30 of 90 seats on City of Bradford Metropolitan District Council 46 seats needed for a majority
|  | First party | Second party |
|  | Blank | Blank |
| Leader | Susan Hinchcliffe | Rebecca Poulsen |
| Party | Labour | Conservative |
| Last election | 18, 46.0% | 9, 24.5% |
| Seats before | 52 | 20 |
| Seats won | 22 | 4 |
| Seats after | 56 | 16 |
| Seat change | +4 | −5 |
| Popular vote | 56,916 | 29,093 |
| Percentage | 47.0% | 24.0% |
| Swing | +1.0% | −0.5% |
|  | Third party | Fourth party |
|  | Blank | Blank |
| Leader | Matt Edwards | Brendan Stubbs |
| Party | Green | Liberal Democrats |
| Last election | 1, 12.8% | 2, 10.6% |
| Seats before | 6 | 6 |
| Seats won | 3 | 1 |
| Seats after | 8 | 5 |
| Seat change | +2 | −1 |
| Popular vote | 17,607 | 10,353 |
| Percentage | 14.5% | 8.5% |
| Swing | +1.7% | −2.1% |
- The winner of each seat by party in the 2023 City of Bradford Metropolitan District Council election
| Leader before election Susan Hinchcliffe Labour | Leader after election Susan Hinchcliffe Labour |

= 2023 City of Bradford Metropolitan District Council election =

The 2023 City of Bradford Metropolitan District Council election took place on 4 May 2023 to elect members of City of Bradford Metropolitan District Council in West Yorkshire, England. This was on the same day as other local elections across England. Labour retained its majority on the council.

==Background==
The Local Government Act 1972 created a two-tier system of metropolitan counties and districts covering Greater Manchester, Merseyside, South Yorkshire, Tyne and Wear, the West Midlands, and West Yorkshire starting in 1974. Bradford was a district of the West Yorkshire metropolitan county. The Local Government Act 1985 abolished the metropolitan counties, with metropolitan districts taking on most of their powers as metropolitan boroughs. The West Yorkshire Combined Authority was established in 2014 and began electing the mayor of West Yorkshire in 2021.

Since its formation, Bradford has been variously under Labour control, Conservative control and no overall control.

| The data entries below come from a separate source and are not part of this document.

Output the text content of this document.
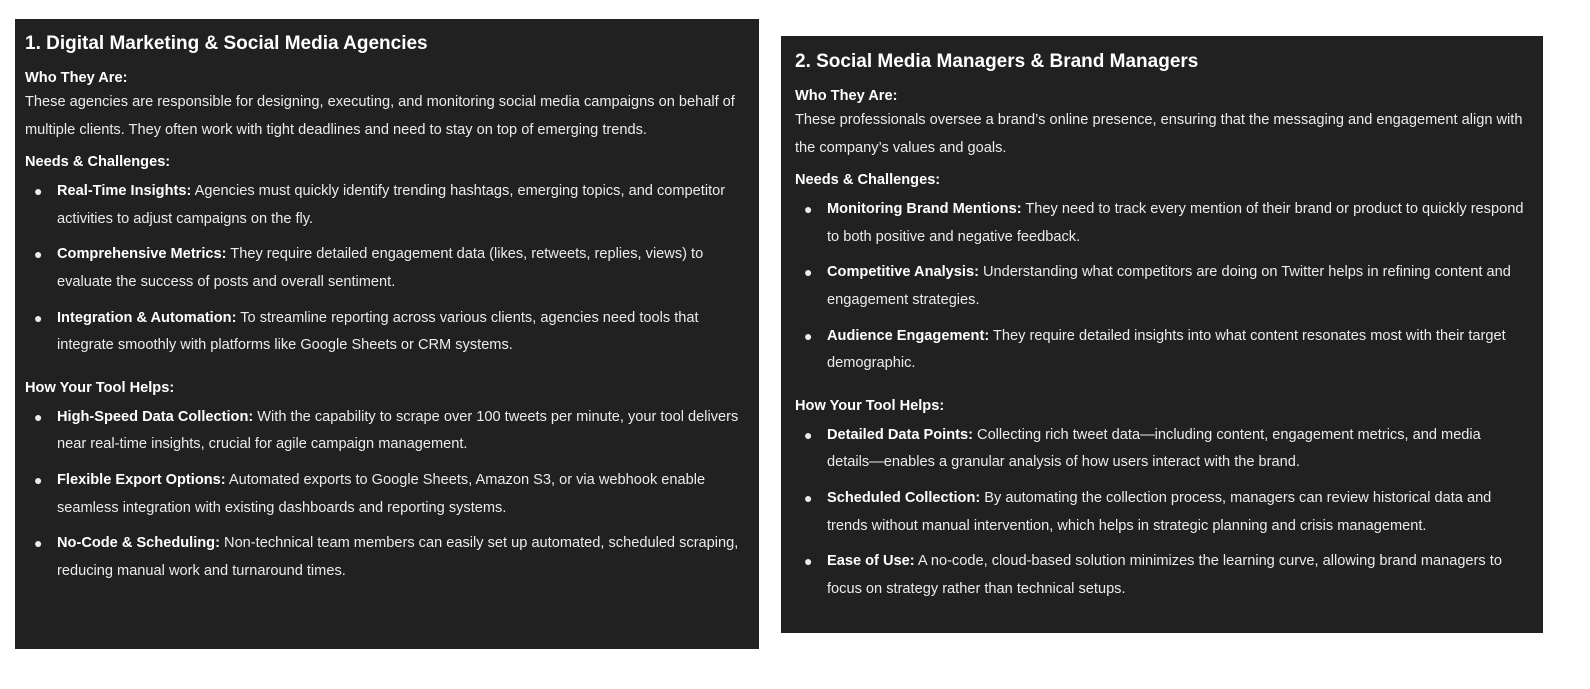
1. Digital Marketing & Social Media Agencies
Who They Are:
These agencies are responsible for designing, executing, and monitoring social media campaigns on behalf of multiple clients. They often work with tight deadlines and need to stay on top of emerging trends.
Needs & Challenges:
● Real-Time Insights: Agencies must quickly identify trending hashtags, emerging topics, and competitor activities to adjust campaigns on the fly.
● Comprehensive Metrics: They require detailed engagement data (likes, retweets, replies, views) to evaluate the success of posts and overall sentiment.
● Integration & Automation: To streamline reporting across various clients, agencies need tools that integrate smoothly with platforms like Google Sheets or CRM systems.
How Your Tool Helps:
● High-Speed Data Collection: With the capability to scrape over 100 tweets per minute, your tool delivers near real-time insights, crucial for agile campaign management.
● Flexible Export Options: Automated exports to Google Sheets, Amazon S3, or via webhook enable seamless integration with existing dashboards and reporting systems.
● No-Code & Scheduling: Non-technical team members can easily set up automated, scheduled scraping, reducing manual work and turnaround times.
2. Social Media Managers & Brand Managers
Who They Are:
These professionals oversee a brand’s online presence, ensuring that the messaging and engagement align with the company’s values and goals.
Needs & Challenges:
● Monitoring Brand Mentions: They need to track every mention of their brand or product to quickly respond to both positive and negative feedback.
● Competitive Analysis: Understanding what competitors are doing on Twitter helps in refining content and engagement strategies.
● Audience Engagement: They require detailed insights into what content resonates most with their target demographic.
How Your Tool Helps:
● Detailed Data Points: Collecting rich tweet data—including content, engagement metrics, and media details—enables a granular analysis of how users interact with the brand.
● Scheduled Collection: By automating the collection process, managers can review historical data and trends without manual intervention, which helps in strategic planning and crisis management.
● Ease of Use: A no-code, cloud-based solution minimizes the learning curve, allowing brand managers to focus on strategy rather than technical setups.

Councillors have predominantly been elected from the Labour Party, Conservative Party and the Liberal Democrats. The Green Party gained their first councillors on Bradford Council in 2002 and following these elections became the joint third largest group on the council.

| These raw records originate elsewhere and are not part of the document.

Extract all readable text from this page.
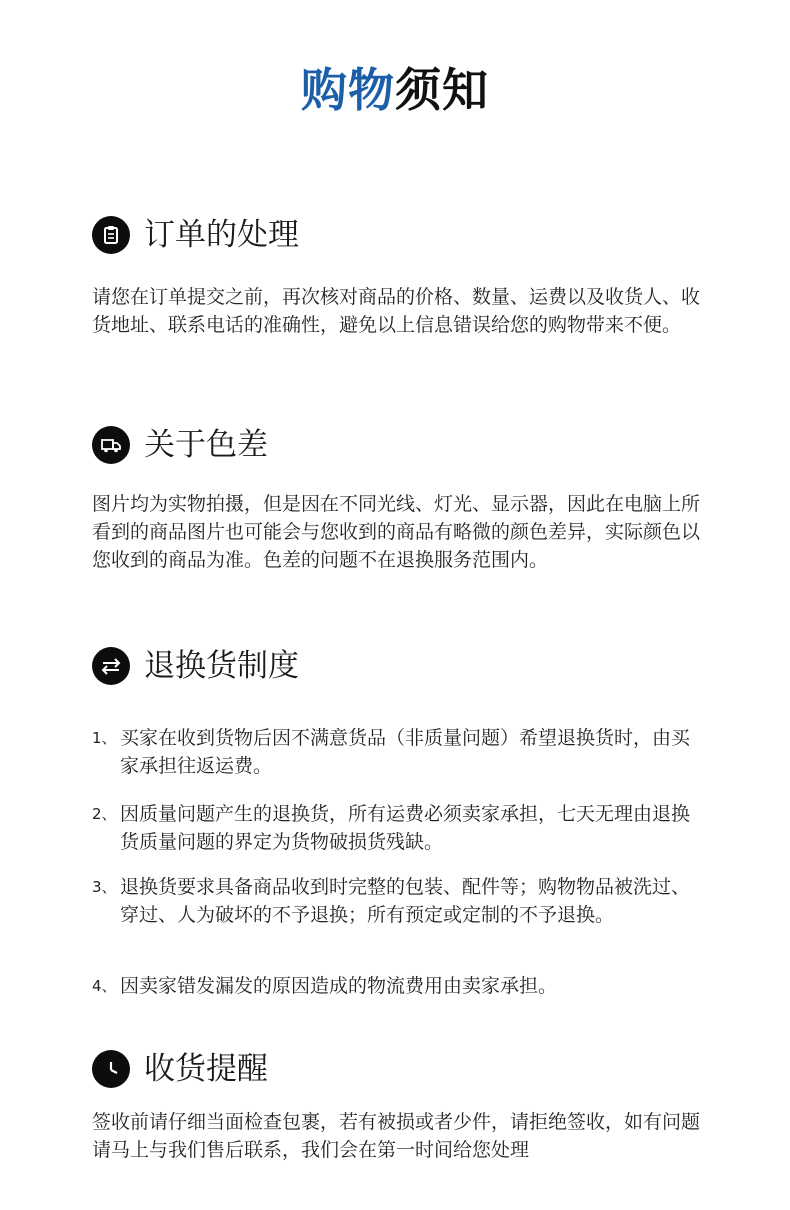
购物须知
订单的处理
请您在订单提交之前，再次核对商品的价格、数量、运费以及收货人、收货地址、联系电话的准确性，避免以上信息错误给您的购物带来不便。
关于色差
图片均为实物拍摄，但是因在不同光线、灯光、显示器，因此在电脑上所看到的商品图片也可能会与您收到的商品有略微的颜色差异，实际颜色以您收到的商品为准。色差的问题不在退换服务范围内。
退换货制度
1、 买家在收到货物后因不满意货品（非质量问题）希望退换货时，由买家承担往返运费。
2、 因质量问题产生的退换货，所有运费必须卖家承担，七天无理由退换货质量问题的界定为货物破损货残缺。
3、 退换货要求具备商品收到时完整的包装、配件等；购物物品被洗过、穿过、人为破坏的不予退换；所有预定或定制的不予退换。
4、 因卖家错发漏发的原因造成的物流费用由卖家承担。
收货提醒
签收前请仔细当面检查包裹，若有被损或者少件，请拒绝签收，如有问题请马上与我们售后联系，我们会在第一时间给您处理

Labour had regained control of the council from no overall control in the 2014 council election, gaining one seat to hold 46 out of 90 seats on the council. The Labour Party maintained its majority on the council in subsequent elections. Of the 30 seats contested in the previous election in 2022, Labour won nineteen on 44.1% of the vote, the Conservatives won six seats on 25.3% of the vote, the Green Party won three seats on 14.3% of the vote, and the Liberal Democrats and independents won one seat each on 8.1% and 6.8% of the vote respectively.

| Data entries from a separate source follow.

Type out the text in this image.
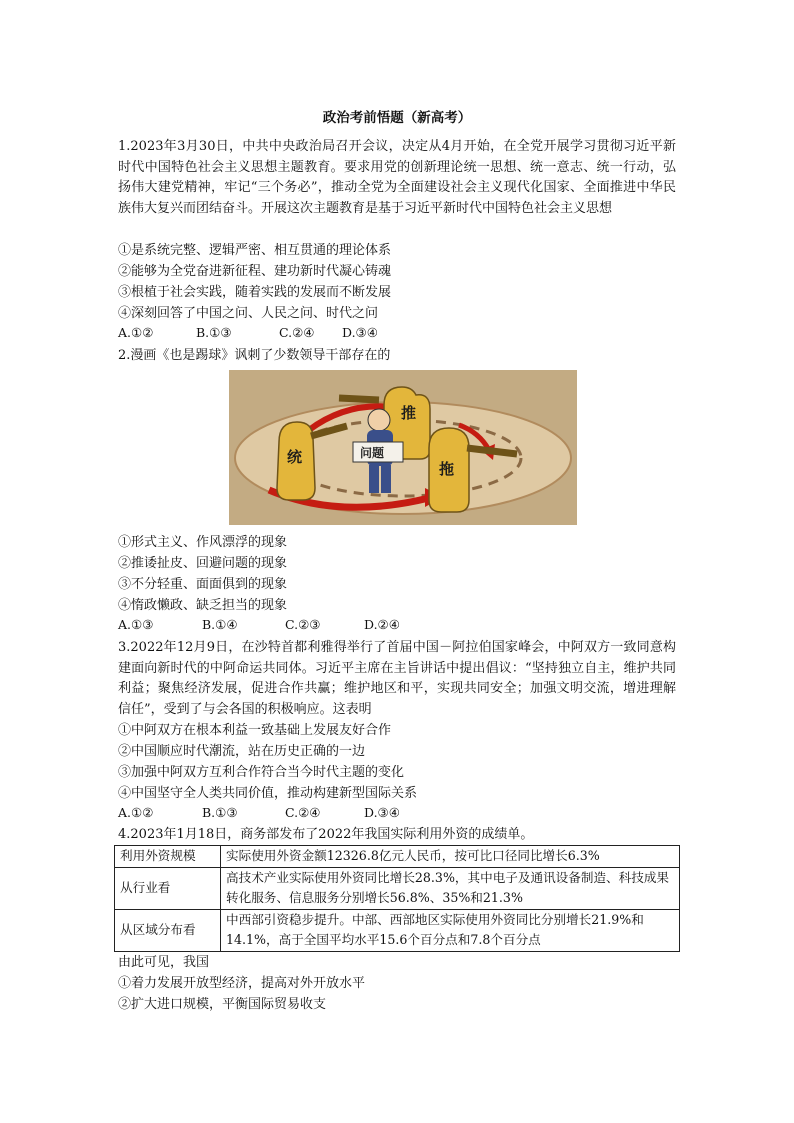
政治考前悟题（新高考）

1.2023年3月30日，中共中央政治局召开会议，决定从4月开始，在全党开展学习贯彻习近平新时代中国特色社会主义思想主题教育。要求用党的创新理论统一思想、统一意志、统一行动，弘扬伟大建党精神，牢记“三个务必”，推动全党为全面建设社会主义现代化国家、全面推进中华民族伟大复兴而团结奋斗。开展这次主题教育是基于习近平新时代中国特色社会主义思想

①是系统完整、逻辑严密、相互贯通的理论体系

②能够为全党奋进新征程、建功新时代凝心铸魂

③根植于社会实践，随着实践的发展而不断发展

④深刻回答了中国之问、人民之问、时代之问

A.①②	B.①③	C.②④ D.③④

2.漫画《也是踢球》讽刺了少数领导干部存在的

推
统
拖
问题

①形式主义、作风漂浮的现象

②推诿扯皮、回避问题的现象

③不分轻重、面面俱到的现象

④惰政懒政、缺乏担当的现象

A.①③	B.①④	C.②③	D.②④

3.2022年12月9日，在沙特首都利雅得举行了首届中国－阿拉伯国家峰会，中阿双方一致同意构建面向新时代的中阿命运共同体。习近平主席在主旨讲话中提出倡议：“坚持独立自主，维护共同利益；聚焦经济发展，促进合作共赢；维护地区和平，实现共同安全；加强文明交流，增进理解信任”，受到了与会各国的积极响应。这表明

①中阿双方在根本利益一致基础上发展友好合作

②中国顺应时代潮流，站在历史正确的一边

③加强中阿双方互利合作符合当今时代主题的变化

④中国坚守全人类共同价值，推动构建新型国际关系

A.①②	B.①③	C.②④	D.③④

4.2023年1月18日，商务部发布了2022年我国实际利用外资的成绩单。

利用外资规模	实际使用外资金额12326.8亿元人民币，按可比口径同比增长6.3%
从行业看	高技术产业实际使用外资同比增长28.3%，其中电子及通讯设备制造、科技成果转化服务、信息服务分别增长56.8%、35%和21.3%
从区域分布看	中西部引资稳步提升。中部、西部地区实际使用外资同比分别增长21.9%和14.1%，高于全国平均水平15.6个百分点和7.8个百分点

由此可见，我国

①着力发展开放型经济，提高对外开放水平

②扩大进口规模，平衡国际贸易收支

Positions up for election in 2023 were last elected in 2019. In that election, eighteen Labour councillors, nine Conservative councillors, two Liberal Democrat councillors, and one Green councillor were elected. Labour retained control of the council at this election.

== Electoral process ==

The council elects its councillors in thirds, with a third being up for election every year for three years, with no election in the fourth year. The election will take place by first-past-the-post voting, with wards generally being represented by three councillors, with one elected in each election year to serve a four-year term.

All registered electors (British, Irish, Commonwealth and European Union citizens) living in Bradford aged 18 or over will be entitled to vote in the election. People who live at two addresses in different councils, such as university students with different term-time and holiday addresses, are entitled to be registered for and vote in elections in both local authorities. Voting in-person at polling stations will take place from 07:00 to 22:00 on election day, and voters will be able to apply for postal votes or proxy votes in advance of the election.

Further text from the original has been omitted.